During oil drilling a number of toxic gasses get released into the atmosphere. Of them, hydrogen sulphide is most dangerous because it is highly flammable. Drilling also ruins acres and acres of wildlife land, which can never be recovered.

Not only are these gases toxic for the atmosphere and the land, they are also harmful to humans, especially those who work on the plants. The same is true of offshore drilling.

Transportation of oil, done by land, and sea also has a potential for accidents. When these do happen, the damage to wildlife, plants, fish, the soil and other surrounding things is catastrophic, because cleaning oil is extremely difficult.

One of the main economic benefits of petroleum is that it is cheaper than other fossil fuels. This economic gain applies to its transportation and availability too.

Another important economic advantage is that petroleum is a multipurpose material that can be used and substituted for many other potentially expensive materials. This again cuts down expected expenses.

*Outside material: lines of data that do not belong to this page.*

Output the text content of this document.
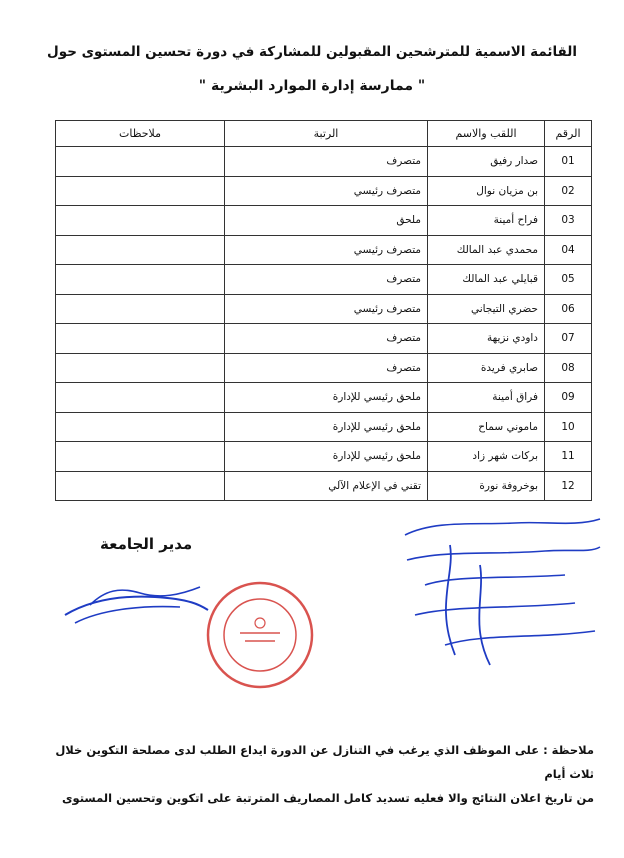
القائمة الاسمية للمترشحين المقبولين للمشاركة في دورة تحسين المستوى حول
" ممارسة إدارة الموارد البشرية "
الرقم	اللقب والاسم	الرتبة	ملاحظات
01	صدار رفيق	متصرف	
02	بن مزيان نوال	متصرف رئيسي	
03	فراح أمينة	ملحق	
04	محمدي عبد المالك	متصرف رئيسي	
05	قبايلي عبد المالك	متصرف	
06	حضري التيجاني	متصرف رئيسي	
07	داودي نزيهة	متصرف	
08	صابري فريدة	متصرف	
09	فراق أمينة	ملحق رئيسي للإدارة	
10	ماموني سماح	ملحق رئيسي للإدارة	
11	بركات شهر زاد	ملحق رئيسي للإدارة	
12	بوخروفة نورة	تقني في الإعلام الآلي	
مدير الجامعة

ملاحظة : على الموظف الذي يرغب في التنازل عن الدورة ايداع الطلب لدى مصلحة التكوين خلال ثلاث أيام

من تاريخ اعلان النتائج والا فعليه تسديد كامل المصاريف المترتبة على اتكوين وتحسين المستوى
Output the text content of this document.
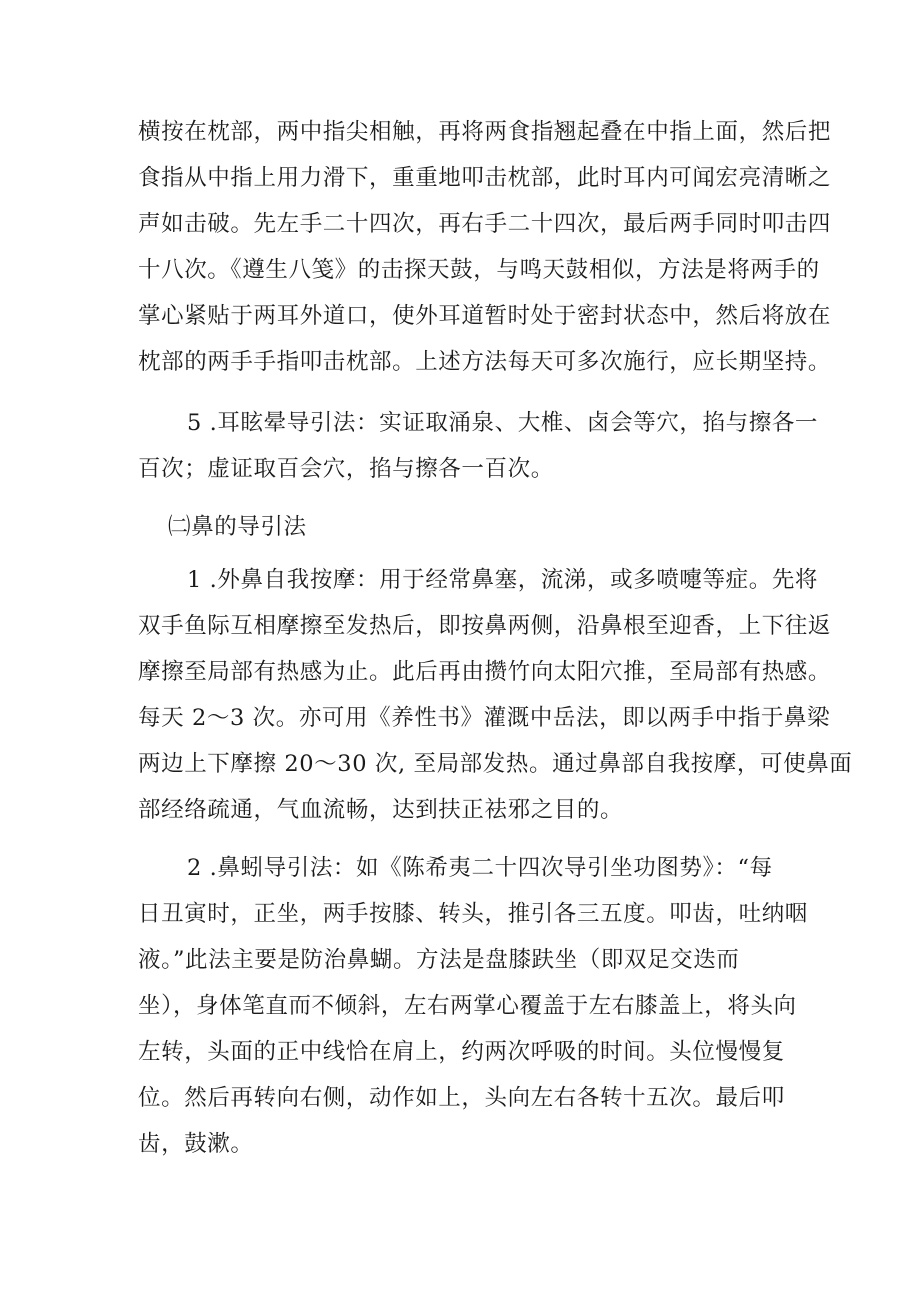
横按在枕部，两中指尖相触，再将两食指翘起叠在中指上面，然后把
食指从中指上用力滑下，重重地叩击枕部，此时耳内可闻宏亮清晰之
声如击破。先左手二十四次，再右手二十四次，最后两手同时叩击四
十八次。《遵生八笺》的击探天鼓，与鸣天鼓相似，方法是将两手的
掌心紧贴于两耳外道口，使外耳道暂时处于密封状态中，然后将放在
枕部的两手手指叩击枕部。上述方法每天可多次施行，应长期坚持。
5 .耳眩晕导引法：实证取涌泉、大椎、卤会等穴，掐与擦各一
百次；虚证取百会穴，掐与擦各一百次。
㈡鼻的导引法
1 .外鼻自我按摩：用于经常鼻塞，流涕，或多喷嚏等症。先将
双手鱼际互相摩擦至发热后，即按鼻两侧，沿鼻根至迎香，上下往返
摩擦至局部有热感为止。此后再由攒竹向太阳穴推，至局部有热感。
每天 2～3 次。亦可用《养性书》灌溉中岳法，即以两手中指于鼻梁
两边上下摩擦 20～30 次, 至局部发热。通过鼻部自我按摩，可使鼻面
部经络疏通，气血流畅，达到扶正祛邪之目的。
2 .鼻蚓导引法：如《陈希夷二十四次导引坐功图势》：“每
日丑寅时，正坐，两手按膝、转头，推引各三五度。叩齿，吐纳咽
液。”此法主要是防治鼻蝴。方法是盘膝趺坐（即双足交迭而
坐），身体笔直而不倾斜，左右两掌心覆盖于左右膝盖上，将头向
左转，头面的正中线恰在肩上，约两次呼吸的时间。头位慢慢复
位。然后再转向右侧，动作如上，头向左右各转十五次。最后叩
齿，鼓漱。
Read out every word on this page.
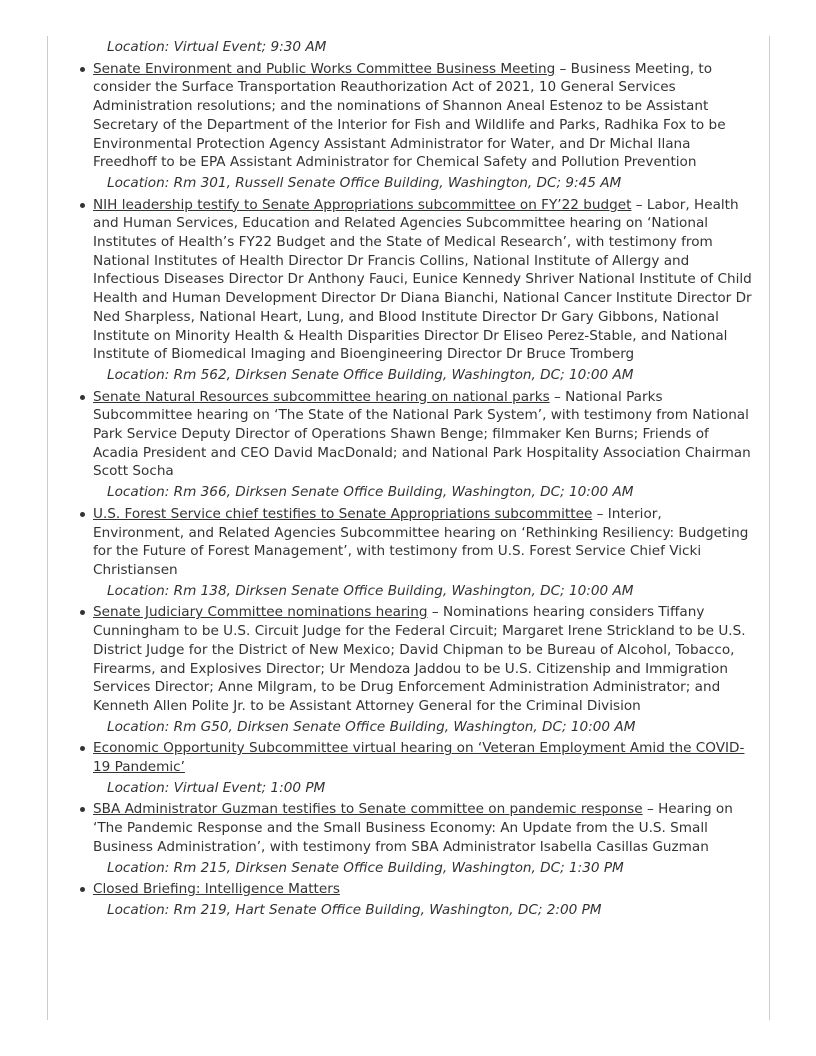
Location: Virtual Event; 9:30 AM
Senate Environment and Public Works Committee Business Meeting – Business Meeting, to consider the Surface Transportation Reauthorization Act of 2021, 10 General Services Administration resolutions; and the nominations of Shannon Aneal Estenoz to be Assistant Secretary of the Department of the Interior for Fish and Wildlife and Parks, Radhika Fox to be Environmental Protection Agency Assistant Administrator for Water, and Dr Michal Ilana Freedhoff to be EPA Assistant Administrator for Chemical Safety and Pollution Prevention
Location: Rm 301, Russell Senate Office Building, Washington, DC; 9:45 AM
NIH leadership testify to Senate Appropriations subcommittee on FY’22 budget – Labor, Health and Human Services, Education and Related Agencies Subcommittee hearing on ‘National Institutes of Health’s FY22 Budget and the State of Medical Research’, with testimony from National Institutes of Health Director Dr Francis Collins, National Institute of Allergy and Infectious Diseases Director Dr Anthony Fauci, Eunice Kennedy Shriver National Institute of Child Health and Human Development Director Dr Diana Bianchi, National Cancer Institute Director Dr Ned Sharpless, National Heart, Lung, and Blood Institute Director Dr Gary Gibbons, National Institute on Minority Health & Health Disparities Director Dr Eliseo Perez-Stable, and National Institute of Biomedical Imaging and Bioengineering Director Dr Bruce Tromberg
Location: Rm 562, Dirksen Senate Office Building, Washington, DC; 10:00 AM
Senate Natural Resources subcommittee hearing on national parks – National Parks Subcommittee hearing on ‘The State of the National Park System’, with testimony from National Park Service Deputy Director of Operations Shawn Benge; filmmaker Ken Burns; Friends of Acadia President and CEO David MacDonald; and National Park Hospitality Association Chairman Scott Socha
Location: Rm 366, Dirksen Senate Office Building, Washington, DC; 10:00 AM
U.S. Forest Service chief testifies to Senate Appropriations subcommittee – Interior, Environment, and Related Agencies Subcommittee hearing on ‘Rethinking Resiliency: Budgeting for the Future of Forest Management’, with testimony from U.S. Forest Service Chief Vicki Christiansen
Location: Rm 138, Dirksen Senate Office Building, Washington, DC; 10:00 AM
Senate Judiciary Committee nominations hearing – Nominations hearing considers Tiffany Cunningham to be U.S. Circuit Judge for the Federal Circuit; Margaret Irene Strickland to be U.S. District Judge for the District of New Mexico; David Chipman to be Bureau of Alcohol, Tobacco, Firearms, and Explosives Director; Ur Mendoza Jaddou to be U.S. Citizenship and Immigration Services Director; Anne Milgram, to be Drug Enforcement Administration Administrator; and Kenneth Allen Polite Jr. to be Assistant Attorney General for the Criminal Division
Location: Rm G50, Dirksen Senate Office Building, Washington, DC; 10:00 AM
Economic Opportunity Subcommittee virtual hearing on ‘Veteran Employment Amid the COVID-19 Pandemic’
Location: Virtual Event; 1:00 PM
SBA Administrator Guzman testifies to Senate committee on pandemic response – Hearing on ‘The Pandemic Response and the Small Business Economy: An Update from the U.S. Small Business Administration’, with testimony from SBA Administrator Isabella Casillas Guzman
Location: Rm 215, Dirksen Senate Office Building, Washington, DC; 1:30 PM
Closed Briefing: Intelligence Matters
Location: Rm 219, Hart Senate Office Building, Washington, DC; 2:00 PM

An interesting fact is that despite the oil prices rising every day, the demand for the product remains constant. It is the collective influence of uncertain weather conditions, increasing demand from developing countries, uncertain political climates in reigning economies and many other factors.

Petroleum was used as an energy source and for medicinal purposes by rich Persians. In Rome too oil was used, and was called picula. The earliest oil wells were drilled in 347 AD in China.

Japanese used to refer to petroleum as burning water during the 7th century, while centuries later, Baghdad’s first roads were paved with tar.

Modern history of petroleum began with the refining of kerosene in the 19th century, and in 1859, about 2000 barrels of crude oil were produced a year.

Muhammad ibn Zakariya Razi, a Persian alchemist is known to be the first to distil petroleum in the world. The process of refining kerosene from coal was discovered by Abraham Pineo Gesner, a Canadian in 1823, and Benjamin Silliman was the first to fractionate petroleum through the distillation process in 1854.

The future of petroleum production lies in the never-ending supply of vehicles in the transportation industry. The future of petroleum prices also remain uncertain, with the OPEC countries setting low production prices, while new found oil reserves increase prices.

In the future, there is also a chance that vehicles and power plants that run on alternative energy sources may challenge the demand for petroleum.